Aim: To assess the differences in the outcomes of different types of rituximab administration (early and late).
Methods: In this retrospective cohort study, the information of 36 children with SLE with early (less than 6 months from onset) rituximab administration (ERA), and late (more than 1 year) rituximab administration (LRA) was analyzed. We compared initial disease characteristics at onset, at baseline (start of rituximab), and at the end of the study (EOS) at 12 months, as well as outcomes and treatment characteristics.

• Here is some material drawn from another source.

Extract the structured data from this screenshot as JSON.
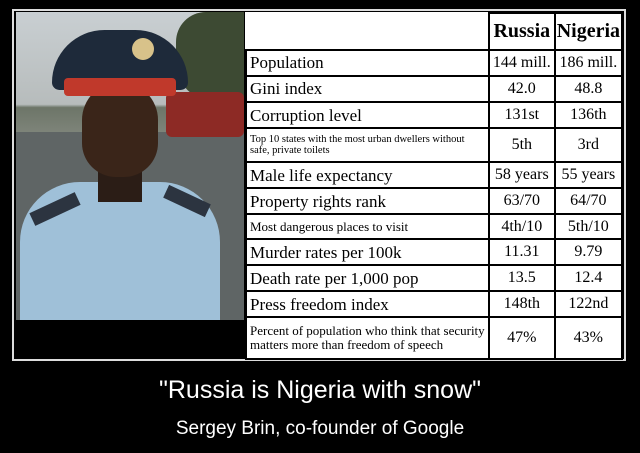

Results: The main differences at baseline were a higher daily median dose of corticosteroids, increased MAS frequency, and a higher Systemic Lupus Erythematosus Disease Activity Index (SLEDAI) in the ERA group. No differences in the main SLE outcomes between groups at the EOS were observed. The part of lupus nephritis patients who achieved remission changed from 44% to 31% in ERA and 32% to 11% in the LRA group. Patients with ERA had a shorter time to achieve low daily corticosteroid dose (≤ 0.2 mg/kg) at 1.2 (0.9; 1.4) years compared to 2.8 (2.3; 4.0) years (P = 0.000001) and higher probability to achieve this low dose [hazard ratio (HR) = 57.8 (95% confidence interval (CI): 7.2-463.2), P = 0.00001 and remission (SLEDAI = 0); HR = 37.6 (95%CI: 4.45-333.3), P = 0.00001]. No differences in adverse events, including severe adverse events, were observed.
Conclusion: ERA demonstrated a better steroid-sparing effect and a possibility of earlier remission or low disease activity, except for lupus nephritis. Further investigations are required.